Anik Cintya Dewi, salah satu panitia KKN sekaligus pengajar berusaha mencairkan suasana, meskipun ketika akan berkenalan dengan peserta pasraman dia terlihat sedikit canggung. Pemaparan materi diawali dengan sentuhan humor dan diwarnai gerakan lucu.
Mahasiswa semester VII Jurusan Pendidikan Agama Hindu ini, begitu lihai dan cepat menguasi kelas. Begitu hangat dan akrab. Bahasa tubuh yang pas, sesuai denan contoh-contoh yang dipaparkaan pada materi “Panca Srada”, ajaran dasar untuk menumbuhkankembangkan keyakinan dan kepercayaan mengenai agama Hindu, khususnya anak usia dini.
Anik, panggilan gadis berusia 21 tahun itu. Cara mengajarnya begitu disukai anak-anak. Terlihat dari mimik wajahnya yang begitu kental bak seorang guru profesional. Ternyata benar. Dia memang guru di SD 1 LukLuk dan SMK Kesehatan Mengwi.
“Pertama memang susah mengajar anak SD. Untuk itu kita harus menggunakan bahasa yang mudah dicerna. Jangan ketinggian dan jangan sampai ia tidak mengerti dengan bahasa kita,” ujarnya usai mengajar.
Ia menilai peserta pasraman yang mayoritas terdiri dari anak SD kelas 6 cukup antusias dan menilainya disiplin dalam mengikuti pelajaran yang diberikan.
“Saya bangga bisa mentransfer ilmu kepada mereka. Mudah-mudahan bisa diimplementasikan dalam kehidupan mereka,” harap gadis ayu yang memiliki hobi membaca sejarah perkembangan agama Hindu tersebut.
Gaya Mengajar
Tibalah saat yang ditunggu. Akhirnya giliran saya memberikan materi mengenai Catur Guru, empat guru yang harus dihormati dalam Ajaran Agama Hindu. Catur Guru terdiri dari Guru Swadyaya yaitu penghormatan kepada sang Guru tertinggi( Tuhan Yang Maha Esa), Guru Rupaka yaitu Guru yang mendidik di rumah (Orang Tua), Guru Pengajian yaitu Guru yang mengajar di sekolah, dan Guru Wisesa yaitu pemerintah.
Saya rasa materi itu tidaklah terlalu sulit bagi sekelas mahasiswa. Bahkan, saya baru mempelajarinya saat mengajar pagi. Campah bukan, mentang-mentang ngajarin anak SD! Mulai memberikan materi memang sedikit canggung.
Mencoba meniru gaya mengajar ala Anik ternyata lumayan sulit dan merepotkan. Selang beberapa menit, anak-anak sedikit mulai “gerah”. Ada yang mulai bermain, ngobrol dengan teman sebaya, bahkan terbahak lepas entah apa yang mereka tertawakan.

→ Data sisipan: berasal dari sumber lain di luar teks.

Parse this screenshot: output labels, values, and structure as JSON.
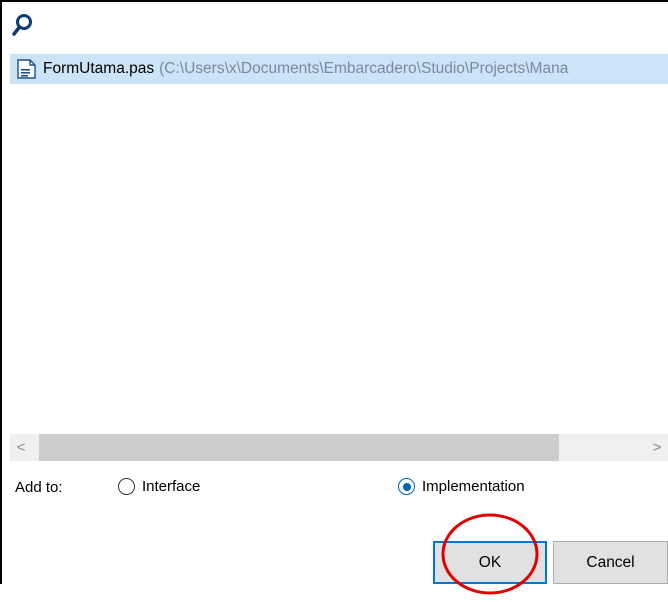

Sedikit mengerutkan kening. Namun berusaha lagi menguasai kelas, agar terkontrol, lagi-lagi gagal. Mengulanginya lagi, mencoba untuk memberikan feed back dengan menanyakan apa yang sudah saya jelaskan, namun gagal lagi. Mereka hanya termangu dan terdiam. Anak yang menjawab pun itu-itu saja.
Para peserta pasraman mulai menampakkan kejenuhan. Hal inilah yang paling sulit dihadapi. Apalagi ini pengalaman pertama kali mengajar anak SD. Berbeda dengan materi pertama yang dibawakan Anik, mereka nampak antusias dan suasana kelas nampak hidup. Untuk menggairahkan meraka pun, saya harus bertingkah konyol dengan banyolan yang tak biasa harus dilakukan. Mau apalagi? Memang harus menyesuaikan dengan kebutuhan anak SD.

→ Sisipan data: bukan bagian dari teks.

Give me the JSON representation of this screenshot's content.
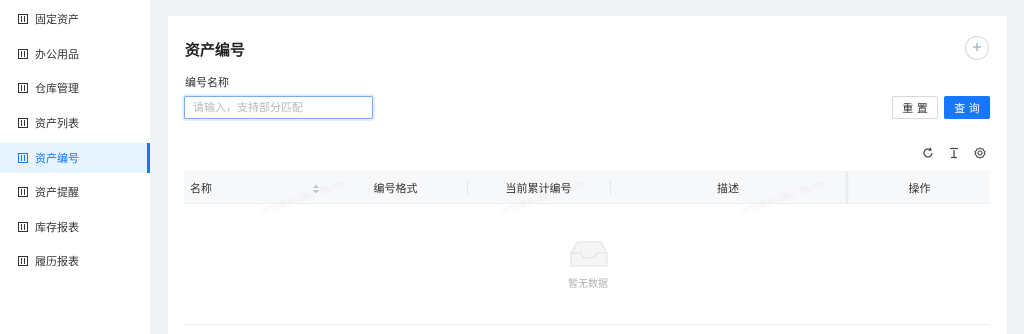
{
  "sidebar": {
    "items": [
      {
        "label": "固定资产",
        "active": false
      },
      {
        "label": "办公用品",
        "active": false
      },
      {
        "label": "仓库管理",
        "active": false
      },
      {
        "label": "资产列表",
        "active": false
      },
      {
        "label": "资产编号",
        "active": true
      },
      {
        "label": "资产提醒",
        "active": false
      },
      {
        "label": "库存报表",
        "active": false
      },
      {
        "label": "履历报表",
        "active": false
      }
    ],
    "item_icon": "grid-box-icon"
  },
  "main": {
    "title": "资产编号",
    "add_icon": "plus-circle-icon",
    "filter": {
      "label": "编号名称",
      "placeholder": "请输入，支持部分匹配"
    },
    "buttons": {
      "reset": "重 置",
      "query": "查 询"
    },
    "toolbar_icons": [
      "refresh-icon",
      "export-icon",
      "settings-icon"
    ],
    "table": {
      "columns": [
        "名称",
        "编号格式",
        "当前累计编号",
        "描述",
        "操作"
      ],
      "rows": [],
      "empty_text": "暂无数据"
    },
    "watermark": "小竹编示（新）张info"
  },
  "colors": {
    "accent": "#1677ff",
    "active_bg": "#e6f4ff",
    "page_bg": "#f0f2f5"
  }
}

Ternyata betul. Bukan hal gampang untuk mengajar anak SD apalagi ketika titik jenuh sudah menghampiri. Maka bersiaplah untuk mengurus energi, menghibur dan merayu mereka agar biasa seperti sedia kala. Yah, semangat lagi untuk mendengarkan.
Pantesan saja para guru terus ngeluh agar gajinya dinaikkan. Ternyata pekerjaanya tidaklah semudah seperti yang dibayangkan. [b]
saya sudah silaturahmi ke sekolah dasar saya dulu, ketemu guru-guru yang berjasa mendidik saya. saya sumbangkan sepeda motor ke masing-masing guru yang bisa saya temui. total 9 sepeda motor saya sumbangkan. ada yang ingin mengikuti jejak saya? terima kasih bapak dan ibu guru 🙂
mau, tapi bukan dalam bentuk materi(motor),soalnya masih menadah sama ortu.